There is always an Achilles’ heel of the sinner that rises in us and also arose in Paul’s letter to the Galatians and the Romans: well, then, shouldn’t we sin all the more so that Grace may abound? Doesn’t all this freedom without condition open the flood gates to iniquity? No. That is simply the fall back into the bondage of sin and death, not the new life of faith. If you start speaking this way, then who would keep the law? Who will be good? No one. No one has. No one will and no one can. “As it is written: “None is righteous, no, not one; no one understands; no one seeks for God. All have turned aside; together they have become worthless; no one does good, not even one.” (Romans 3:10-12).  The law was given to reveal sin, not to make one good.

               We have a hard time imagining what this freedom apart from and without the law is without our conclusion that it can only be the furthering of sin. Imagine that: the conclusion of that the Gospel is blamed for sin! Better crucify him before he messes up the way we do things down here! Paul addresses this Achilles heel: “But if, in our endeavor to be justified in Christ, we too were found to be sinners, is Christ then a servant of sin? Certainly not! For if I rebuild what I tore down, I prove myself to be a transgressor. For through the law I died to the law, so that I might live to God.” (Galatians 2:17-19) Christ makes us new creatures, indeed making us good, not by giving us a new or better law to keep or imitate, but by sending us a preacher to announce the forgiveness of your trespasses against the law and against God (Romans 10, 1 Cor. 1:21). Faith is made, not through doing the law better, but by having the law/morality/virtue removed as your means of righteousness and inserting Jesus Christ and him crucified, for he alone has become your righteousness, your sanctification and your redemption (1 Cor. 1:31).

               As for the nervous concern of the Christian life as free from the law, again, that is an indication of the old Adam’s relentless thinking according to the law alone. It is Christ the Lord who rules in the Christian, not the law. If Christ is the new Lord of the Christian, then the strong man has been bound up, removed from authority and jurisdiction over the Christian. If Christ rules the Christian, there is nothing left for you to do, for Christ has fulfilled the law and thus became the end of the law for all who have faith. That means there is no false distinction between faith and life, because faith is life since Jesus Christ, who is the Life, lives and rules in you. This is in comparison to the notion that the Christian can know do the law, where as before she could not. The Gospel is not: once I could not do the law, but know I can (or at least better than my neighbor). This is simply morality and thinking according to the law alone and much too small for Christ to be crucified. The Gospel has arrived in Christ and his cross for you, to forgive you all your sins, the root of which is your unbelief, and then He takes up residence in you, and is in whom and by whom you live and move and have your being. If a work is to be called good at all it is not based upon the external appearance (since even unbelievers can have faithful marriages, for example), but because it is the fruit of faith, which is unseen. It is good because Jesus Christ, human and divine who has taken up residence and promised to never leave you, is the operative one in the life of a Christian. “Since Christ lives in us through faith, so he moves us to do good works through that living faith in his work, for these works that he does are the fulfillment of the commands of God given us through faith.” (LW 31. 56-57)

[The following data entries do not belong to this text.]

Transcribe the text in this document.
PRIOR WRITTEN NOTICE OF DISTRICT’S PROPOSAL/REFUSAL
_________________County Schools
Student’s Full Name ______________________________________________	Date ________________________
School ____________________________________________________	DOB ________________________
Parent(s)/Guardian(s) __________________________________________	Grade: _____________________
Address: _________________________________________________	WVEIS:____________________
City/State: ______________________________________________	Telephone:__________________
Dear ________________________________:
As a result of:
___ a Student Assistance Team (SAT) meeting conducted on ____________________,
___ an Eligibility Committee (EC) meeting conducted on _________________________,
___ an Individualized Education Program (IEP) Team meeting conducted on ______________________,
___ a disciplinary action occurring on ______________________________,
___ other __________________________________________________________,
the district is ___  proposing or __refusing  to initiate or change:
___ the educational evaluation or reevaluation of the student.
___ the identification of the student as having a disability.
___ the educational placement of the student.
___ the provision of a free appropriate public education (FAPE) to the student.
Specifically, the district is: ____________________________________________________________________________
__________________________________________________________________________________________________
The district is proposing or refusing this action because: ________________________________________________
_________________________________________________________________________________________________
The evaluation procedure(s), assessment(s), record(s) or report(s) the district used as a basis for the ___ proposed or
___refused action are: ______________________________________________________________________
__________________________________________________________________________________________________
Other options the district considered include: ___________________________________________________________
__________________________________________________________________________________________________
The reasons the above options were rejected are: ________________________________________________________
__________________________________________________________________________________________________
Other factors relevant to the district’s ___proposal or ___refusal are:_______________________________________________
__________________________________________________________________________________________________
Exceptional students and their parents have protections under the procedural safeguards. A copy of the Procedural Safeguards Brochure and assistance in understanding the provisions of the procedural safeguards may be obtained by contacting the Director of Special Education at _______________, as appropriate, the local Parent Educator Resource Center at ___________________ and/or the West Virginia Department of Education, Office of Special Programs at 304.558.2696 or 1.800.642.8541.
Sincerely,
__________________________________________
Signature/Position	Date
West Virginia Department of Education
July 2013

                So we have a better grasp – having been grasped – of what the Christian life “looks like,” as it is often phrased. First, it is to receive everything that you need for this life, and the life to come, from God. Everything. The Christian, however, prays that she learns to recognize that this is the case, that her life does not come from her but from the Spiritus Creator. Second, the Christian life is not to be lifted out of this world and body of suffering, but to be more deeply planted in this creation, in vocations, where she will become a living sacrifice (Romans 12) for the help of her neighbors’ needs. That is, the Christian life “looks like” suffering.  But this will not help us sort the sheep from the goats (which is not for us to do anyway) since everyone suffers. It does mean, however, the Christian is free to give her life away for all those in need because hope has been transferred from hoping in preserving a bit of herself so she does not die, nor is she calculating the cost of everything that is demanded, to hoping in her new Lord who has promised her life and salvation.